Validation between PD-L1 mRNA levels and IHC
We confirmed the validity between PD-L1 mRNA levels and PD-L1 expression by IHC. PD-L1 IHC was performed using an automated IHC assay (Dako; Agilent Technologies, Inc., Santa Clara, CA, USA) with rabbit anti-human PD-L1 antibody (clone 28-8, cat. no. ab205921; Epitomics; Abcam, Burlingame, CA, USA). Tumor PD-L1 protein expression was confirmed when staining of the tumor-cell membrane (at any intensity) was observed at a prespecified expression in a section that included at least 100 tumor cells that could be evaluated.
Clinical outcomes
We retrospectively analyzed the clinical characteristics, response rate, and disease control rate for gefitinib in patients with and without PD-L1. We then estimated the PFS and overall survival (OS). OS was defined as the interval from the date of diagnosis until death from any cause. The PFS of patients treated with gefitinib was assessed from the date of induction of gefitinib therapy until the first sign of disease progression, as determined by computed tomographic or magnetic resonance imaging, according to the Response Evaluation Criteria in Solid Tumors (RECIST) criteria.
Statistical analysis
Statistical analyses were performed using SPSS software for Windows, version 12.0 (SPSS Inc., Tokyo, Japan). Differences in the relative expression of PD-L1, BIM, PUMA, HER2, VEGFA, EGFR and MET between patients with and without PD-L1 expression were compared with the Wilcoxon rank-sum test. Survival curves were plotted using the Kaplan-Meier method, and the log-rank test was used for statistical analysis. A P-value <0.05 indicated a statistically significant difference.
We used univariate analysis and multivariate Cox regression analysis to identify factors associated with a shorter PFS and OS. The investigated prognostic factors were age, sex (male vs. female), performance status (PS; 2 vs. 1 vs. 0), brain metastasis (yes vs. no), bone metastasis (yes vs. no), pulmonary metastasis (yes vs. no), pleura metastasis (yes vs. no), liver metastasis (yes vs. no), lymph node metastasis (yes vs. no), EGFR mutation [major mutations (L858R and exon 19 deletion) vs. minor mutations (other mutations)], smoking history [pack(s)-year], and intratumoral PD-L1 expression (yes vs. no).

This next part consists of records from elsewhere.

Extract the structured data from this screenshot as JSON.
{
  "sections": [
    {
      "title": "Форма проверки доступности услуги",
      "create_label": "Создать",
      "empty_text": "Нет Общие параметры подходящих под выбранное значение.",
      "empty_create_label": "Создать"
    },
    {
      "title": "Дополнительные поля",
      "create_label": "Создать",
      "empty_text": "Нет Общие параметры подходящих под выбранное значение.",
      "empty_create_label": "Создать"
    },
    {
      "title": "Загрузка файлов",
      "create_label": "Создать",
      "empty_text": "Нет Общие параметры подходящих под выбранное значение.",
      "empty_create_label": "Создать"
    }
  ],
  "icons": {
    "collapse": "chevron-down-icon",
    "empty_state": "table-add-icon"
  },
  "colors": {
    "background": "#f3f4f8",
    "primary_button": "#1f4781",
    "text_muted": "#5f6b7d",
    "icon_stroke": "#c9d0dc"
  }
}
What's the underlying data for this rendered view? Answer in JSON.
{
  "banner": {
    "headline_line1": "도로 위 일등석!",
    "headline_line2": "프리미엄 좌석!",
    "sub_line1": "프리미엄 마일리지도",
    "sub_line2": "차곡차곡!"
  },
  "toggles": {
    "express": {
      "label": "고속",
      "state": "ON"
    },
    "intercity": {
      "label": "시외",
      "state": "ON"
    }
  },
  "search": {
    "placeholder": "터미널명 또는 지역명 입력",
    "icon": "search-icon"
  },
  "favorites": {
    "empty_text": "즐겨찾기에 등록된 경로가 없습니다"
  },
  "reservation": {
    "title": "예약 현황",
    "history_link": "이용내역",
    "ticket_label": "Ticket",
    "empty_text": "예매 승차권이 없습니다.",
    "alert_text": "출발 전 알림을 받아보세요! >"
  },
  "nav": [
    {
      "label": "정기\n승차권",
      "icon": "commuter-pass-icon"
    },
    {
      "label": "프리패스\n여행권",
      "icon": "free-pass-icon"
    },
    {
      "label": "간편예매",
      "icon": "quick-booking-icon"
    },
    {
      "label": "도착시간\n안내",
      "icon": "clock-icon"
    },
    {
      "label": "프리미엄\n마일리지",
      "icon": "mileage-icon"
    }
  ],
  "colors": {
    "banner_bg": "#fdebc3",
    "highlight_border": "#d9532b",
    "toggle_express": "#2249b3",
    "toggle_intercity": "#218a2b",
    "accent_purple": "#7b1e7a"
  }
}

This single-center study was conducted at Toho University Omori Medical Center (Tokyo, Japan) and was approved by its Human Genome/Gene Analysis Research Ethics Committee (authorization no. 27128).
Results
PD-L1 mRNA expression in EGFR-positive NSCLC
We analyzed PD-L1 mRNA expression in 33 patients with EGFR mutation-positive NSCLC patients who were treated with gefitinib. The patient characteristics are presented in Table I. Intratumoral PD-L1 mRNA expression was noted in 11 out of 33 patients (33.3%), and paratumoral expression was noted in 14 out of 33 patients (42.4%) (Table II). Six patients had both intratumoral and paratumoral PD-L1 expression. There was no significant difference in the relative expression of PD-L1 mRNA between intratumoral and paratumoral tissues (P=0.056) (Fig. 1).
Validation between PD-L1 mRNA levels and IHC results
We confirmed the validity between the PD-L1 mRNA levels and PD-L1 expression by IHC. There was a significant correlation between PD-L1 mRNA levels and PD-L1 IHC expression (r=0.44, P=0.015) (Fig. 2).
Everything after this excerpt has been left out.